В этом цехе — довольно большом, расположенном рядом с флигелем господина Лабру, стояло пять верстаков и два токарных станка. Своего рода антресоли, почти такие же обширные, как сам цех, вмещали в себя выстроенные рядами пронумерованные образцы. Под ними громоздились доски и бруски из распиленного и оструганного дерева. К старшему мастеру подошел главный механик.
— Господин Гаро, — сказал он, — было бы неплохо освободиться от всех этих деревяшек, они только мешают.
— Завтра прикажу их убрать… — ответил Жак и пошел дальше.
Закончив обход, он зашел в свой в кабинет радом со слесарной мастерской и заперся. Там стояли письменный стол, шкафчик со множеством набитых бланками ящиков, а у окна — поближе к свету — верстак, токарный станок, тиски, миниатюрный кузнечный горн, инструменты. Жак сбросил куртку, надел рабочий фартук и, взяв лежавшие в уголке металлические стержни, принялся что-то выковывать. Он работал без передышки до самого обеда.
В обеденный перерыв он, как и все остальные, вышел, и вернулся одним из первых. Снова закрылся в своем кабинете и продолжил начатую работу. Погода стояла душная. Изнуряющая жара предвещала близкую грозу. По всему телу Жака крупными каплями скатывался пот; однако он не обращал внимания на жару — похоже, совсем и не страдал от нее, без передышки орудуя инструментами. В шесть вечера, закончив свою таинственную работу, он запер в ящик стола ее результат, снял фартук и надел куртку.

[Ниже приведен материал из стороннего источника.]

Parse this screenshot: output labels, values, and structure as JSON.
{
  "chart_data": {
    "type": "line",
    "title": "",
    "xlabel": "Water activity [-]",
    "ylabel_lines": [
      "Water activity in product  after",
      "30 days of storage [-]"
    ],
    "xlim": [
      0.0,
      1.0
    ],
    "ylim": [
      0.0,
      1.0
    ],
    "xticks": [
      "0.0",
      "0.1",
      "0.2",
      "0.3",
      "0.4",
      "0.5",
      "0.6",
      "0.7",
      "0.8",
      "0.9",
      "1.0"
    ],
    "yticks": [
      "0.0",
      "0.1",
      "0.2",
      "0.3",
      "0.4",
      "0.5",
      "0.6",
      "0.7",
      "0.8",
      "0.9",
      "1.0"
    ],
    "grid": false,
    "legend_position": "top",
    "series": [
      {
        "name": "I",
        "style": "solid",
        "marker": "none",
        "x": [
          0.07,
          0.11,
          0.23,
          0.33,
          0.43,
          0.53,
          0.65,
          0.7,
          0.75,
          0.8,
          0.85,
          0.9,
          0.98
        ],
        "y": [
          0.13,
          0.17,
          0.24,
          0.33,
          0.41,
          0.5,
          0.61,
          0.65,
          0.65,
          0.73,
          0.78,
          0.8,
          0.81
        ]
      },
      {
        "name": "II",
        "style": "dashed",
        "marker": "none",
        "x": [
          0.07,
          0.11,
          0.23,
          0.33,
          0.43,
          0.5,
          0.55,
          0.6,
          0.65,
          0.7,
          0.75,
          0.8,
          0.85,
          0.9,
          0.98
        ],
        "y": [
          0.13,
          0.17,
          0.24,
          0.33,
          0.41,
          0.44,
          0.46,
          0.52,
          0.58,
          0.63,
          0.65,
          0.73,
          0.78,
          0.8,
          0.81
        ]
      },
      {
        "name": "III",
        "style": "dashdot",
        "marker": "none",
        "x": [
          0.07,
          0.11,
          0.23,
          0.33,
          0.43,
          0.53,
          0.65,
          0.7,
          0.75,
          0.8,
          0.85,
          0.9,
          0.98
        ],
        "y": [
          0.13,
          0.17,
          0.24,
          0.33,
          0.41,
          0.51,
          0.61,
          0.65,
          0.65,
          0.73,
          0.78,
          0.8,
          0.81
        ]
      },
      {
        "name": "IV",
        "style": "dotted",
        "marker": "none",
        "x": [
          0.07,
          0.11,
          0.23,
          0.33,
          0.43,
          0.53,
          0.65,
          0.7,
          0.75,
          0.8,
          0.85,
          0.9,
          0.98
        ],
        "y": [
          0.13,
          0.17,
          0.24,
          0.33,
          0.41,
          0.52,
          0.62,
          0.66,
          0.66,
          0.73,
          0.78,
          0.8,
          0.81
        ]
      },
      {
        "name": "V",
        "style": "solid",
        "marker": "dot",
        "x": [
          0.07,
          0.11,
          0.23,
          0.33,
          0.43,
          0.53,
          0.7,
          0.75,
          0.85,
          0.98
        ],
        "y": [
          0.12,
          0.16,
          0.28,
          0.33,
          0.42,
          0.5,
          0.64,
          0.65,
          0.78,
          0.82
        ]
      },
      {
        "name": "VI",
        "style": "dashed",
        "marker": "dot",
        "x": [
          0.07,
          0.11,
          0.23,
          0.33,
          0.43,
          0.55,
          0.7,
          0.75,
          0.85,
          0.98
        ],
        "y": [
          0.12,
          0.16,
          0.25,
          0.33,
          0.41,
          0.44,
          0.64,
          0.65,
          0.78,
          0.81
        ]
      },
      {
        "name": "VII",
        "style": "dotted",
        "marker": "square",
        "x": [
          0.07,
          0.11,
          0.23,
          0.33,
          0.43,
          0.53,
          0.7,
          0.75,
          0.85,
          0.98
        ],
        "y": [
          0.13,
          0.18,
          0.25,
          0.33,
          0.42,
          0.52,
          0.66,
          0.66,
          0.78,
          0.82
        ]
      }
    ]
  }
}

Потом взглянул на часы.
— Еще целый час здесь торчать… — пробормотал он. — Времени более чем достаточно, чтобы написать Жанне…
Когда заводские часы пробили семь, он ударил в колокол, давая сигнал об окончании рабочего дня, и опустил в карман только что написанное письмо. Жанна, стоя в дверях привратницкой, смотрела, как один за другим уходят рабочие. В глубине комнаты Жорж затеял грандиозную возню: таскал за веревочку свою картонную лошадку, щелкал кнутом и скакал при этом так, словно сам был лошадью.
— Ну-ка, потише, Жорж! — крикнула Жанна.
— Мамочка, — ответил малыш, — моя лошадка безобразничает, сейчас я ей задам.
И, подкрепляя слова делом, Жорж стукнул лошадку, но не кнутом, а его рукояткой. Увы: удар оказался так силен, что в картонном животе образовалась дырка сантиметров в пять. Озадаченный мальчуган, взяв любимую игрушку в руки, удрученно посмотрел на зияющую рану. Боясь, что его за это отругают, он ничего не сказал, а притих и, собрав все куски газет с картинками, что приносила ему мама, скатал их в шарик и запихал в живот лошадке — пакли там оказалось совсем немного; дырка все равно была достаточно заметной, но, поскольку бумаги у него больше не было, малыш принялся играть.